Ponadto "wzrost liczby kwestii proceduralnych, które miały miejsce już przed październikiem 2021 r., kiedy to podjęto decyzję o zamknięciu SEF, był kontynuowany, a ograniczone zasoby ludzkie przeniesione do AIMA nie były w stanie odpowiedzieć na wszystkie wnioski", oskarżył.

"Administracja, związana zasadą dobrej wiary, powinna jako pierwsza uznać, że upłynęły terminy milczącej zgody i wydać odpowiednią decyzję o udzieleniu i okazaniu zezwolenia na pobyt. Tak się jednak nie dzieje", ubolewał prawnik.

Z drugiej strony, na lotniskach "polityczna decyzja o powierzeniu zarządzania tymczasowymi ośrodkami instalacyjnymi PSP" "porównała te tymczasowe ośrodki instalacyjne do zakładów karnych", a "procesy odmowy wjazdu" wykazują "poważne wady, z brakiem uzasadnienia, a nawet powiadomienia o decyzjach, a cudzoziemcy wchodzą na pokład lotów powrotnych nawet w trakcie postępowania sądowego".

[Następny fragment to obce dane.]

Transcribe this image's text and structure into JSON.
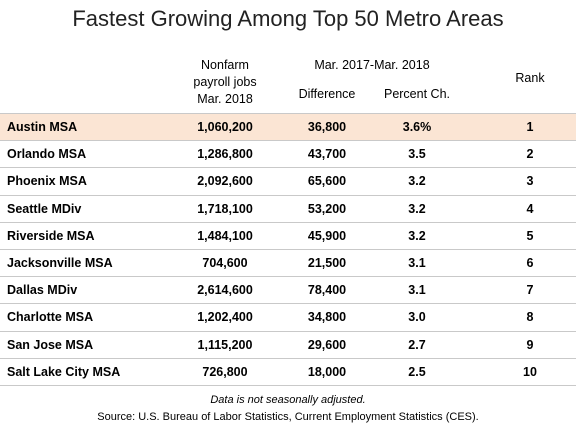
{
  "chart_data": {
    "type": "table",
    "title": "Fastest Growing Among Top 50 Metro Areas",
    "headers": {
      "jobs_line1": "Nonfarm",
      "jobs_line2": "payroll jobs",
      "jobs_line3": "Mar. 2018",
      "period": "Mar. 2017-Mar. 2018",
      "difference": "Difference",
      "percent": "Percent Ch.",
      "rank": "Rank"
    },
    "rows": [
      {
        "area": "Austin MSA",
        "jobs": "1,060,200",
        "difference": "36,800",
        "percent": "3.6%",
        "rank": "1"
      },
      {
        "area": "Orlando MSA",
        "jobs": "1,286,800",
        "difference": "43,700",
        "percent": "3.5",
        "rank": "2"
      },
      {
        "area": "Phoenix MSA",
        "jobs": "2,092,600",
        "difference": "65,600",
        "percent": "3.2",
        "rank": "3"
      },
      {
        "area": "Seattle MDiv",
        "jobs": "1,718,100",
        "difference": "53,200",
        "percent": "3.2",
        "rank": "4"
      },
      {
        "area": "Riverside MSA",
        "jobs": "1,484,100",
        "difference": "45,900",
        "percent": "3.2",
        "rank": "5"
      },
      {
        "area": "Jacksonville MSA",
        "jobs": "704,600",
        "difference": "21,500",
        "percent": "3.1",
        "rank": "6"
      },
      {
        "area": "Dallas MDiv",
        "jobs": "2,614,600",
        "difference": "78,400",
        "percent": "3.1",
        "rank": "7"
      },
      {
        "area": "Charlotte MSA",
        "jobs": "1,202,400",
        "difference": "34,800",
        "percent": "3.0",
        "rank": "8"
      },
      {
        "area": "San Jose MSA",
        "jobs": "1,115,200",
        "difference": "29,600",
        "percent": "2.7",
        "rank": "9"
      },
      {
        "area": "Salt Lake City MSA",
        "jobs": "726,800",
        "difference": "18,000",
        "percent": "2.5",
        "rank": "10"
      }
    ],
    "highlight_color": "#fbe5d4",
    "note": "Data is not seasonally adjusted.",
    "source": "Source:  U.S. Bureau of Labor Statistics, Current Employment Statistics (CES)."
  }
}
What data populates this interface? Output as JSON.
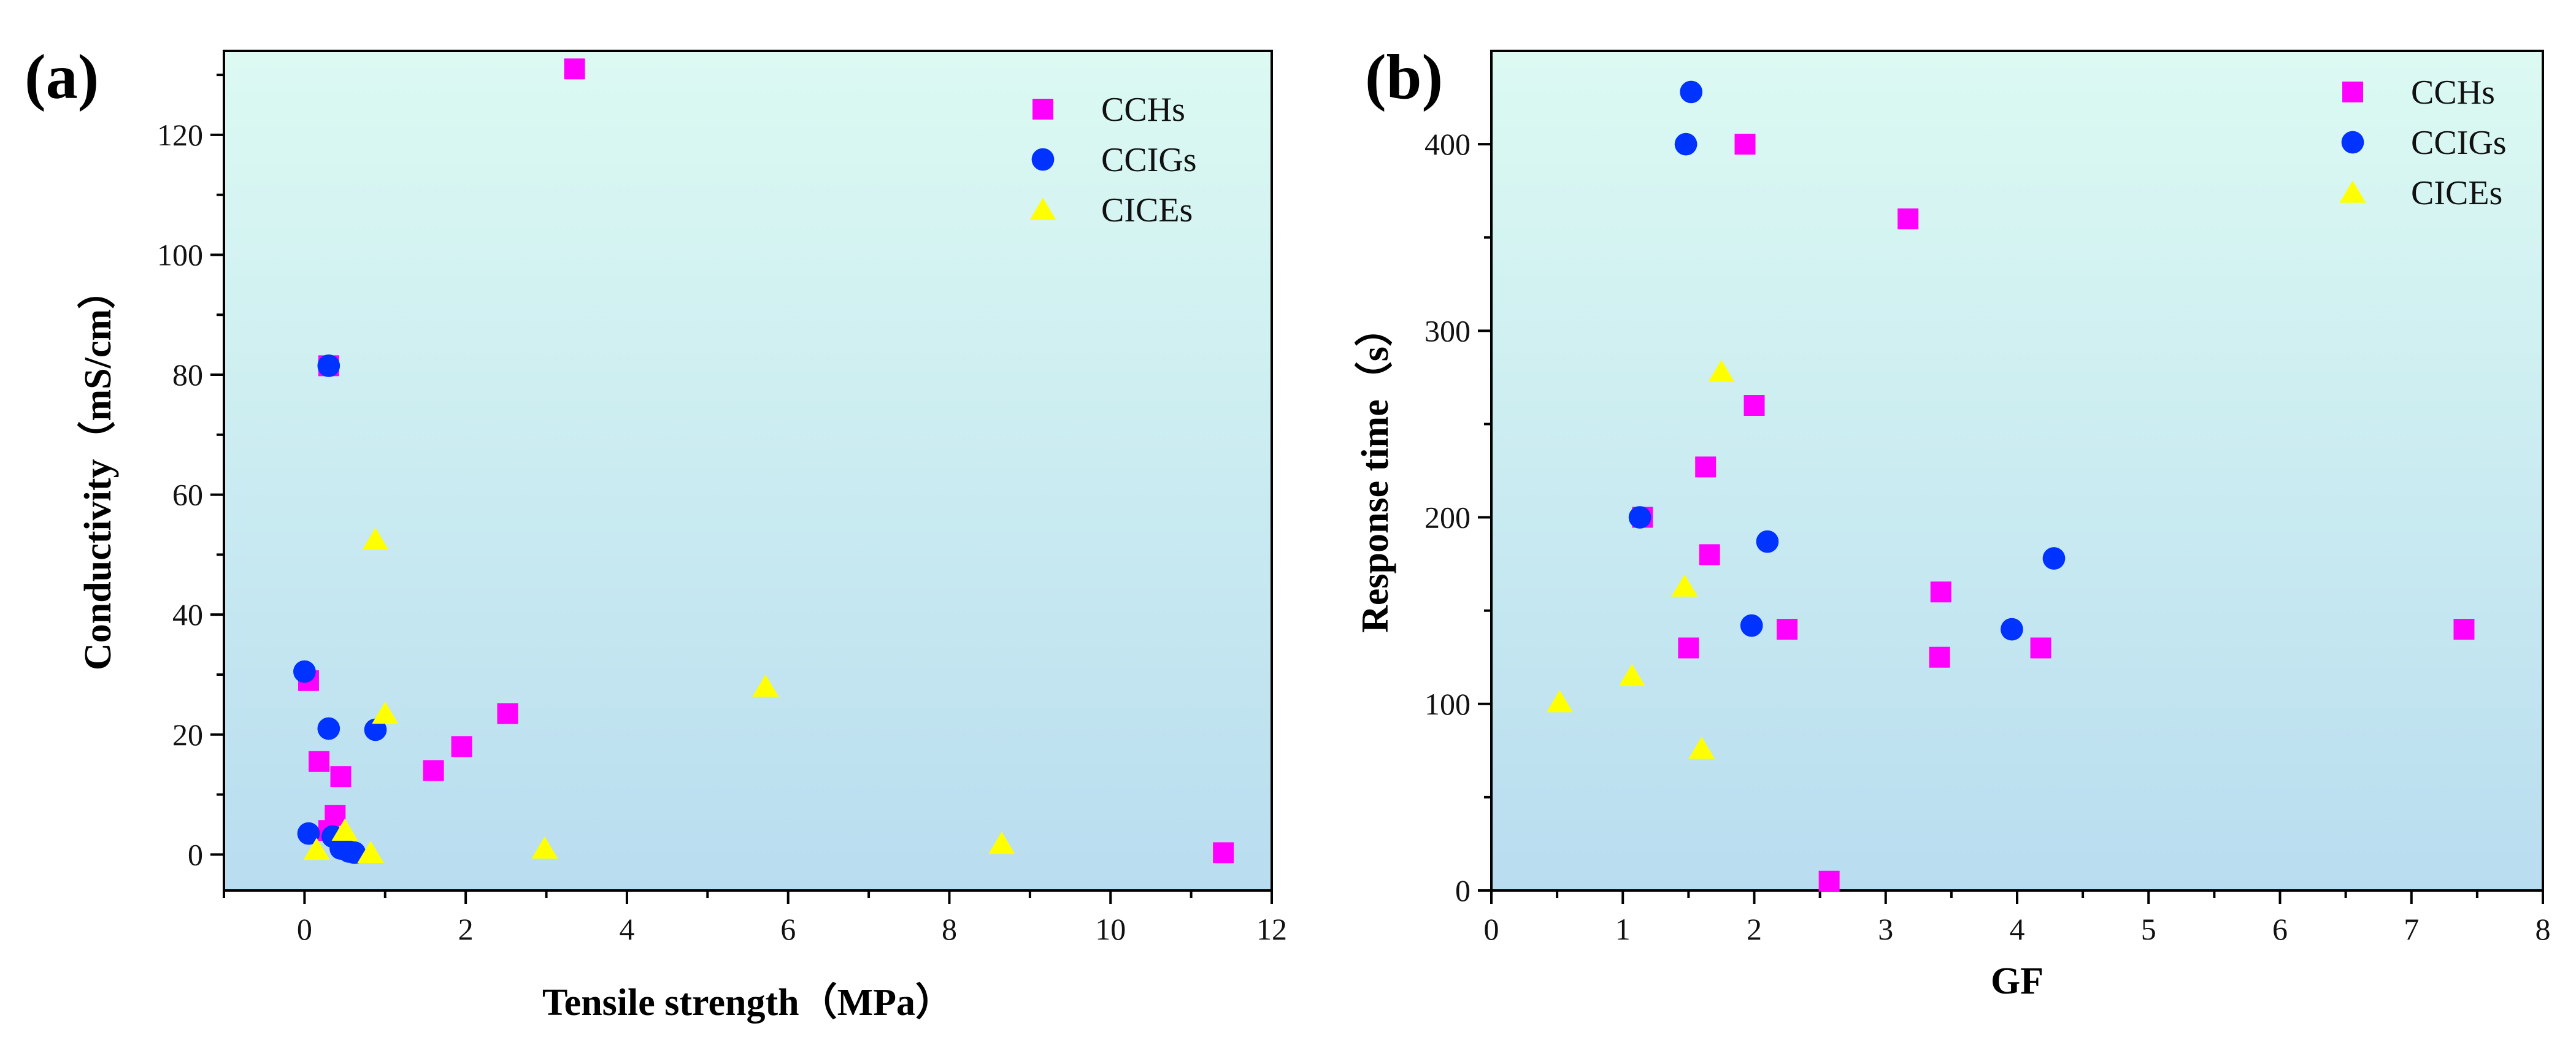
{
  "chart_data": [
    {
      "panel": "(a)",
      "type": "scatter",
      "title": "",
      "xlabel": "Tensile strength（MPa）",
      "ylabel": "Conductivity（mS/cm）",
      "xlim": [
        -1,
        12
      ],
      "ylim": [
        -6,
        134
      ],
      "xticks": [
        0,
        2,
        4,
        6,
        8,
        10,
        12
      ],
      "yticks": [
        0,
        20,
        40,
        60,
        80,
        100,
        120
      ],
      "legend_position": "top-right",
      "series": [
        {
          "name": "CCHs",
          "marker": "square",
          "color": "#ff00ff",
          "points": [
            [
              0.05,
              29.0
            ],
            [
              0.18,
              15.5
            ],
            [
              0.3,
              81.5
            ],
            [
              0.3,
              4.0
            ],
            [
              0.38,
              6.5
            ],
            [
              0.45,
              13.0
            ],
            [
              1.6,
              14.0
            ],
            [
              1.95,
              18.0
            ],
            [
              2.52,
              23.5
            ],
            [
              3.35,
              131.0
            ],
            [
              11.4,
              0.3
            ]
          ]
        },
        {
          "name": "CCIGs",
          "marker": "circle",
          "color": "#0033ff",
          "points": [
            [
              0.0,
              30.5
            ],
            [
              0.05,
              3.5
            ],
            [
              0.3,
              21.0
            ],
            [
              0.3,
              81.5
            ],
            [
              0.35,
              3.0
            ],
            [
              0.45,
              1.0
            ],
            [
              0.55,
              0.5
            ],
            [
              0.62,
              0.3
            ],
            [
              0.88,
              20.8
            ]
          ]
        },
        {
          "name": "CICEs",
          "marker": "triangle",
          "color": "#ffff00",
          "points": [
            [
              0.15,
              0.8
            ],
            [
              0.5,
              4.0
            ],
            [
              0.82,
              0.3
            ],
            [
              0.88,
              52.5
            ],
            [
              1.0,
              23.5
            ],
            [
              2.98,
              1.0
            ],
            [
              5.72,
              28.0
            ],
            [
              8.65,
              1.8
            ]
          ]
        }
      ]
    },
    {
      "panel": "(b)",
      "type": "scatter",
      "title": "",
      "xlabel": "GF",
      "ylabel": "Response time（s）",
      "xlim": [
        0,
        8
      ],
      "ylim": [
        0,
        450
      ],
      "xticks": [
        0,
        1,
        2,
        3,
        4,
        5,
        6,
        7,
        8
      ],
      "yticks": [
        0,
        100,
        200,
        300,
        400
      ],
      "legend_position": "top-right",
      "series": [
        {
          "name": "CCHs",
          "marker": "square",
          "color": "#ff00ff",
          "points": [
            [
              1.15,
              200
            ],
            [
              1.5,
              130
            ],
            [
              1.63,
              227
            ],
            [
              1.66,
              180
            ],
            [
              1.93,
              400
            ],
            [
              2.0,
              260
            ],
            [
              2.25,
              140
            ],
            [
              2.57,
              5
            ],
            [
              3.17,
              360
            ],
            [
              3.42,
              160
            ],
            [
              3.41,
              125
            ],
            [
              4.18,
              130
            ],
            [
              7.4,
              140
            ]
          ]
        },
        {
          "name": "CCIGs",
          "marker": "circle",
          "color": "#0033ff",
          "points": [
            [
              1.13,
              200
            ],
            [
              1.48,
              400
            ],
            [
              1.52,
              428
            ],
            [
              1.98,
              142
            ],
            [
              2.1,
              187
            ],
            [
              3.96,
              140
            ],
            [
              4.28,
              178
            ]
          ]
        },
        {
          "name": "CICEs",
          "marker": "triangle",
          "color": "#ffff00",
          "points": [
            [
              0.52,
              101
            ],
            [
              1.07,
              115
            ],
            [
              1.47,
              163
            ],
            [
              1.6,
              76
            ],
            [
              1.75,
              278
            ]
          ]
        }
      ]
    }
  ]
}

W sferze sądownictwa "tylko dochodzenie karne, które zostało przeniesione do policji sądowej we właściwym czasie, okazało się pozytywne, pozwalając na optymalizację zasobów i odblokowanie procesów, które zostały całkowicie zawieszone do 2023 r., ze szkodą dla obywateli", dodał.

Inwestycje

Z kolei Thaís França, badacz ISCTE i specjalista ds. migracji, przypomniał, że "koniec SEF był więcej niż konieczny", ponieważ "imigracja nie jest problemem policyjnym", ale utworzeniu AIMA nie towarzyszyły inwestycje.

"Utworzono agencję bez zapewnienia możliwości technologicznych lub zasobów, procesy były już opóźnione, a przepisy były zmieniane kilka razy, co pokazuje brak ciągłości polityki migracyjnej", podsumował badacz, uważając, że proces ten "miał wszystko, co mogło pójść źle. I tak się stało".

W rezultacie rośnie "idea sekurytyzacji związana z postrzeganiem imigrantów jako przestępców", ale także narracja, że "musimy strzec naszych granic", zgodnie z kilkoma krajami europejskimi.

"Obecny rząd był przeciwny zakończeniu SEF, a teraz, dyplomatycznie, wzmacnia policję, aby patrzyła na migrację z perspektywy bezpieczeństwa, a nie integracji czy przyjmowania", oskarża, który odrzuca pogląd, że liczba imigrantów w Portugalii jest nieproporcjonalna.

Dane na 2023 r. pokazują wzrost zgodny z innymi krajami europejskimi, co pokazuje, że pomysł, że "imigracja jest całkowicie nieuregulowana, jest błędny".

"Dziś duch AIMA jest całkowicie wypaczony, jeśli chodzi o jego pochodzenie", oskarżył Thaís França.